Who's who at Manannan Court?
The care team in Manannan Court is multidisciplinary. This means that there are staff working from lots of different professional backgrounds who may be involved in your care. These staff make up the multi-disciplinary team or MDT and can include:
The Consultant Psychiatrist will be your responsible clinician and will be in overall charge of your care. The Consultant Psychiatrist will work with other ward doctors who are also psychiatrists.
Psychiatrists are medical doctors who have special training to assess a person's mental state. They use a range of assessments to diagnose a mental illness and can use a variety of psychological treatments and prescribe medication to help a person recover.
Some patients have to stay in Manannan Court under the Isle of Man Mental Health Act. When this happens, your responsible clinician will also have some special extra duties and will make decisions around letting you have leave from the ward, checking that you understand and agree to your treatment and that you have capacity and consent to make decisions about it.
During your stay you will be allocated a named nurse who will be responsible for working with you and planning and evaluating your care. Your named nurse will work closely with you and will be in charge of your everyday care. Your nurse will try to develop a good relationship with you and will encourage you to participate in your care. This is very important as it will help to ensure that you understand and are involved in all decisions and subsequent discharge planning. If your named nurse is off duty you can speak to any member of the nursing staff team.
There is always a nurse in charge on each ward on every shift. The name of the nurse in charge will be displayed on the ward.
The role of your named nurse
Your named nurse will:
- Work within his or her professional body’s code of practice
- Carry out assessments with you
- Plan and evaluate your plan of care with you
- Liaise with other professionals involved in your care ensuring there are common goals and that effective communication is maintained
- Ensure that formal review occurs within the multi-disciplinary framework
- Ensure the accurate, regular and comprehensive updating of your records
- Act as an identified point of contact for you and your carer within the team
- Work with you and others on planning your discharge
There is a clinical psychologist and an assistant psychologist. Psychologists are not medical doctors so they do not prescribe medication. Psychologists might carry out assessments to help understand how best to meet your needs.
The psychology staff might suggest and deliver different therapeutic approaches such as talking therapy, dialectic behaviour therapy and they might meet you on a one to one basis or in a group. Sometimes the psychologist might work closely with others involved in your care to help them understand how best to meet your needs.
The Occupational Therapist may work with you to help you to identify any strengths and difficulties that you might have and support you to work out practical solutions. The Occupational Therapy can help you do things and activities that you might want to do to help you to enjoy your life. The Occupational Therapist will see patients on a one to one basis as well as in groups and can offer programmes such as help with anxiety management, relaxation and desensitisation.
Health Care Assistants
Health Care Assistants (HCAs) actively support the registered nurses in the assessment, planning and delivery of your care plan. HCAs play a major part in the delivery of patient care on the wards and can make a difference to your experience as a patient. They provide practical care and support on the ward. You will be allocated a specific person each shift as your primary contact. One key task often performed by HCAs is the close observation of patients considered too at risk to be left on their own.

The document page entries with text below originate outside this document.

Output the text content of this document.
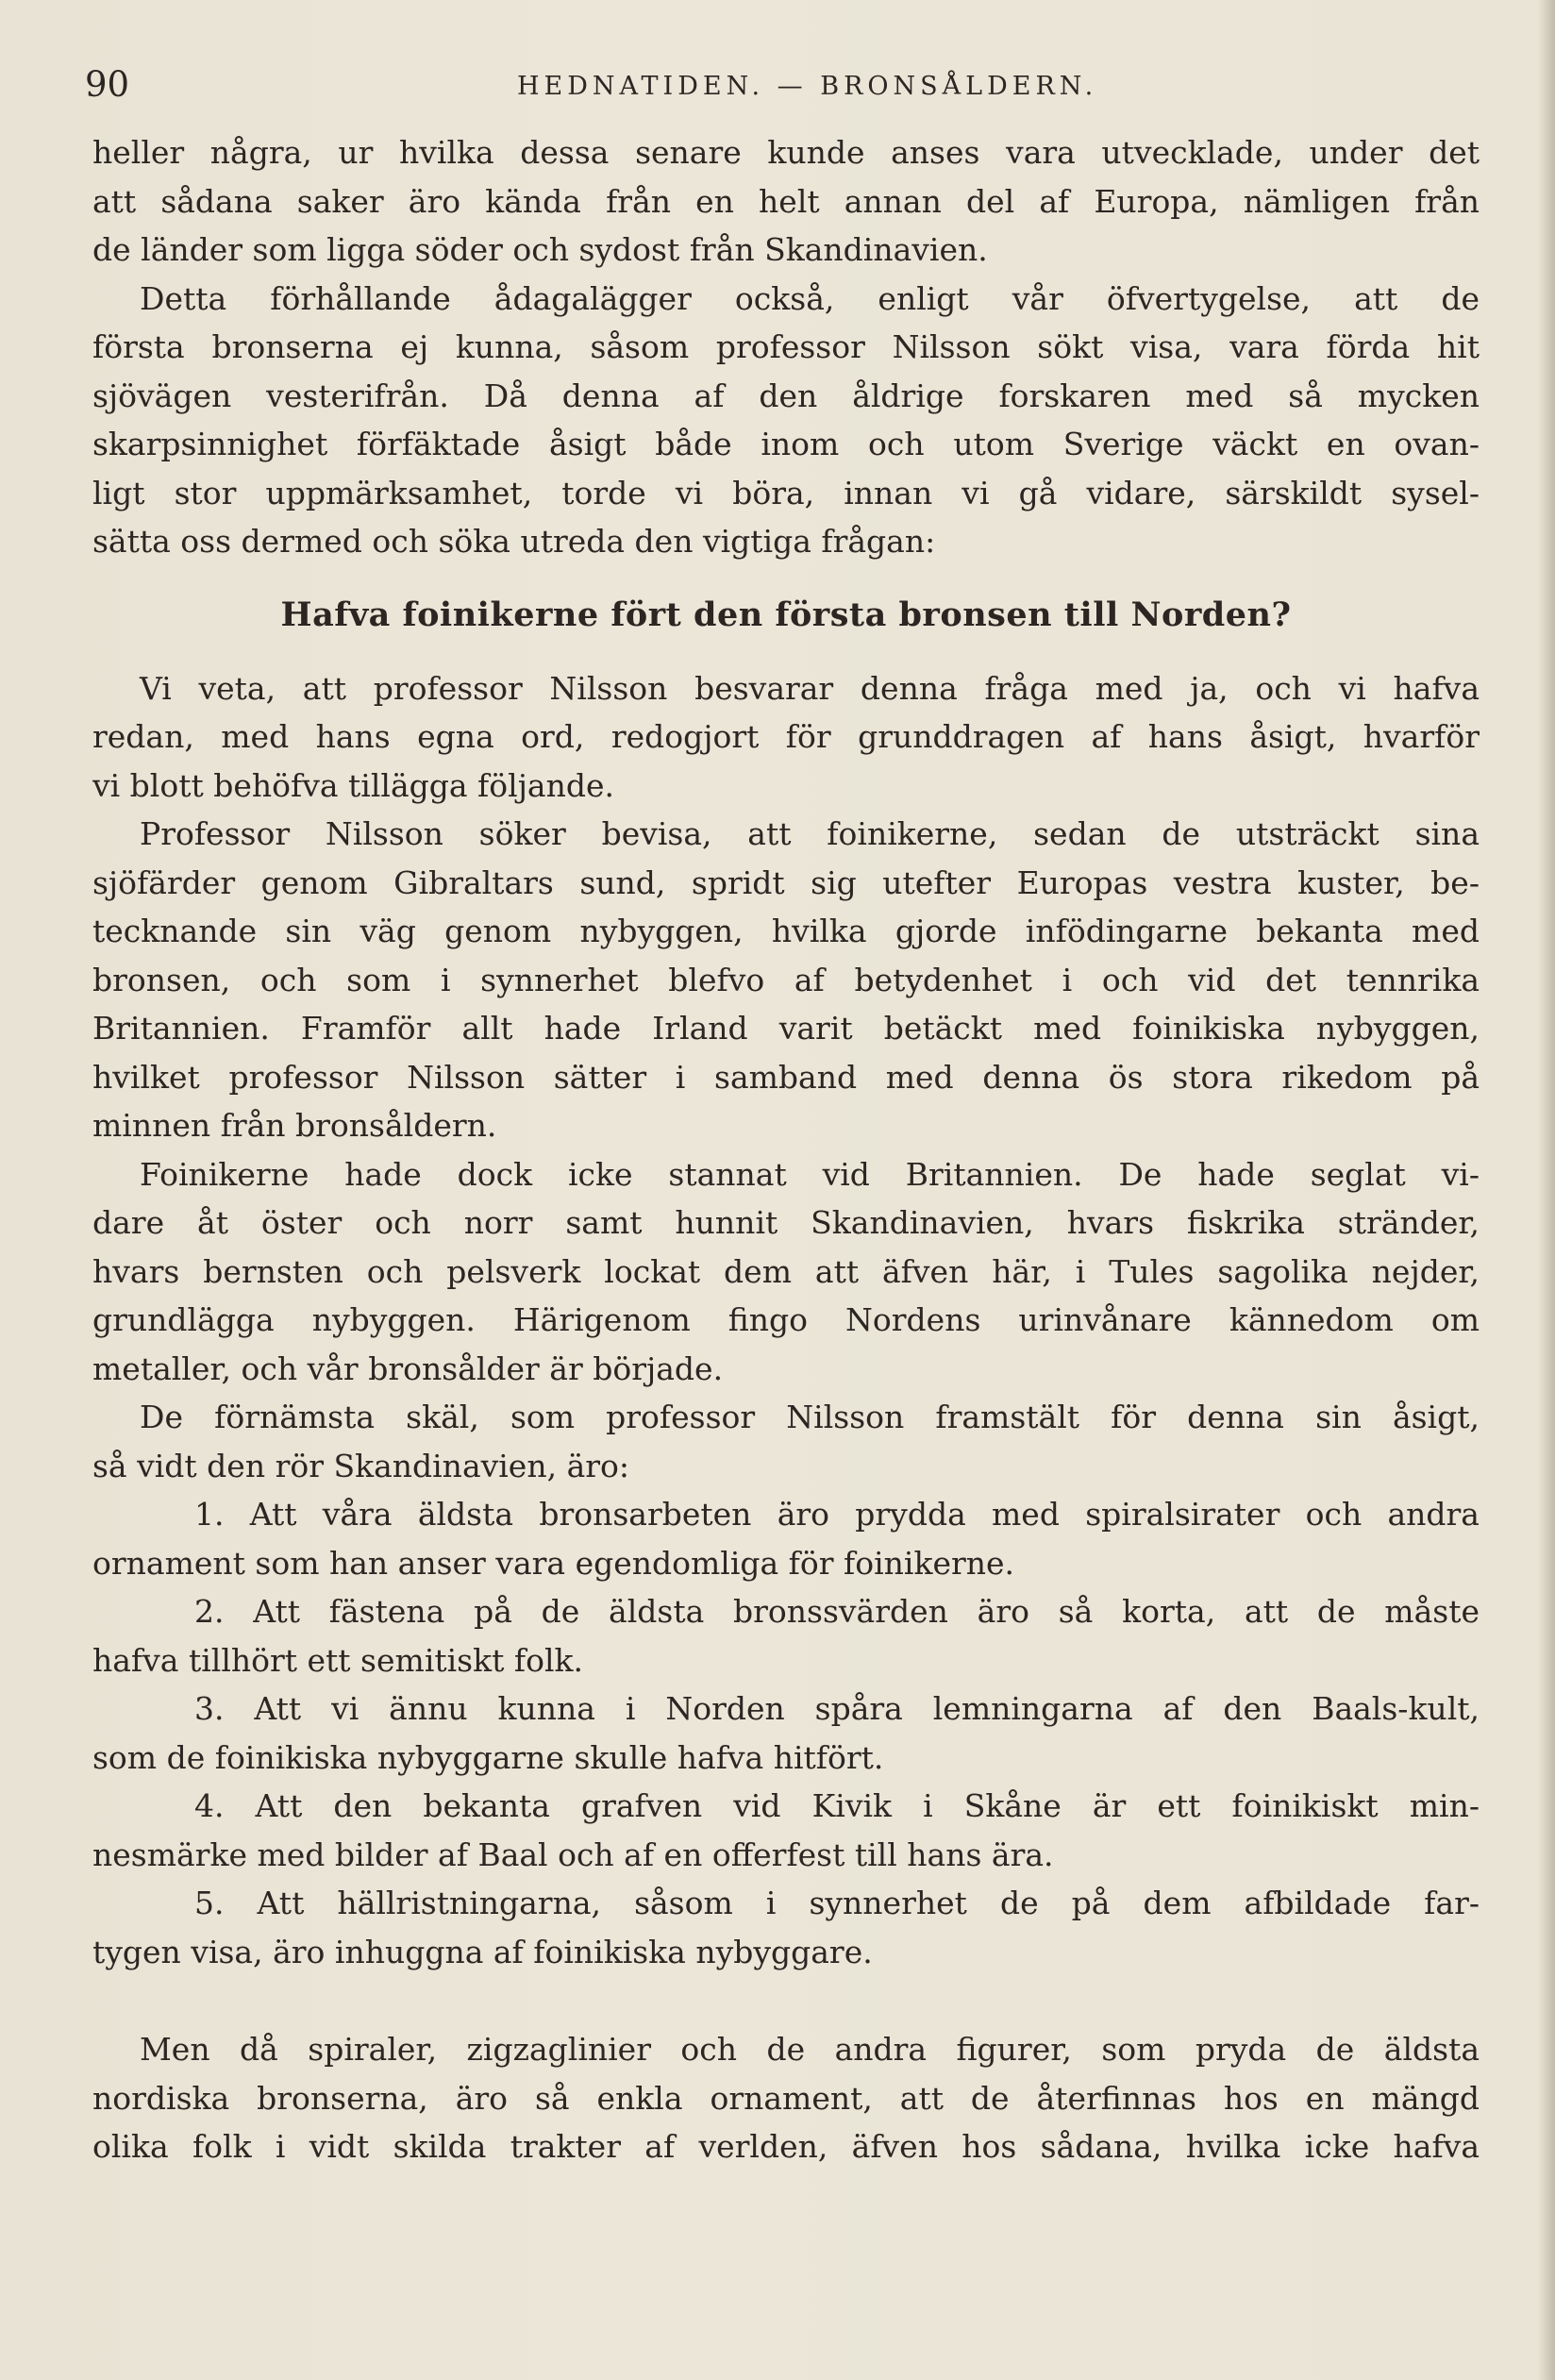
90	HEDNATIDEN. — BRONSÅLDERN.
heller några, ur hvilka dessa senare kunde anses vara utvecklade, under det
att sådana saker äro kända från en helt annan del af Europa, nämligen från
de länder som ligga söder och sydost från Skandinavien.
Detta förhållande ådagalägger också, enligt vår öfvertygelse, att de
första bronserna ej kunna, såsom professor Nilsson sökt visa, vara förda hit
sjövägen vesterifrån. Då denna af den åldrige forskaren med så mycken
skarpsinnighet förfäktade åsigt både inom och utom Sverige väckt en ovan-
ligt stor uppmärksamhet, torde vi böra, innan vi gå vidare, särskildt sysel-
sätta oss dermed och söka utreda den vigtiga frågan:
Hafva foinikerne fört den första bronsen till Norden?
Vi veta, att professor Nilsson besvarar denna fråga med ja, och vi hafva
redan, med hans egna ord, redogjort för grunddragen af hans åsigt, hvarför
vi blott behöfva tillägga följande.
Professor Nilsson söker bevisa, att foinikerne, sedan de utsträckt sina
sjöfärder genom Gibraltars sund, spridt sig utefter Europas vestra kuster, be-
tecknande sin väg genom nybyggen, hvilka gjorde infödingarne bekanta med
bronsen, och som i synnerhet blefvo af betydenhet i och vid det tennrika
Britannien. Framför allt hade Irland varit betäckt med foinikiska nybyggen,
hvilket professor Nilsson sätter i samband med denna ös stora rikedom på
minnen från bronsåldern.
Foinikerne hade dock icke stannat vid Britannien. De hade seglat vi-
dare åt öster och norr samt hunnit Skandinavien, hvars fiskrika stränder,
hvars bernsten och pelsverk lockat dem att äfven här, i Tules sagolika nejder,
grundlägga nybyggen. Härigenom fingo Nordens urinvånare kännedom om
metaller, och vår bronsålder är började.
De förnämsta skäl, som professor Nilsson framstält för denna sin åsigt,
så vidt den rör Skandinavien, äro:
1. Att våra äldsta bronsarbeten äro prydda med spiralsirater och andra
ornament som han anser vara egendomliga för foinikerne.
2. Att fästena på de äldsta bronssvärden äro så korta, att de måste
hafva tillhört ett semitiskt folk.
3. Att vi ännu kunna i Norden spåra lemningarna af den Baals-kult,
som de foinikiska nybyggarne skulle hafva hitfört.
4. Att den bekanta grafven vid Kivik i Skåne är ett foinikiskt min-
nesmärke med bilder af Baal och af en offerfest till hans ära.
5. Att hällristningarna, såsom i synnerhet de på dem afbildade far-
tygen visa, äro inhuggna af foinikiska nybyggare.
Men då spiraler, zigzaglinier och de andra figurer, som pryda de äldsta
nordiska bronserna, äro så enkla ornament, att de återfinnas hos en mängd
olika folk i vidt skilda trakter af verlden, äfven hos sådana, hvilka icke hafva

The pharmacist is available to provide special advice about any medication you might be taking, how it works and its side effects. If you have any questions about your medication you can also speak to your named nurse or doctor.
Your physical health can have an impact on your general wellbeing. The dietician can give you lots of advice on healthy nutrition, diet and weight management. However, not everyone will need to see the dietician.
Every patient will be allocated a Senior Health Care Assistant as a key worker by the named nurse. The Senior Health Care Assistant (SHCA) will be responsible for ensuring tasks are completed as specified within the recovery Program checklist. The SHCA is a member of the multi-disciplinary team and is responsible for delivering a package of care that has been directed by the Registered Nurse, or Care Coordinator with specific responsibilities as indicated within their role.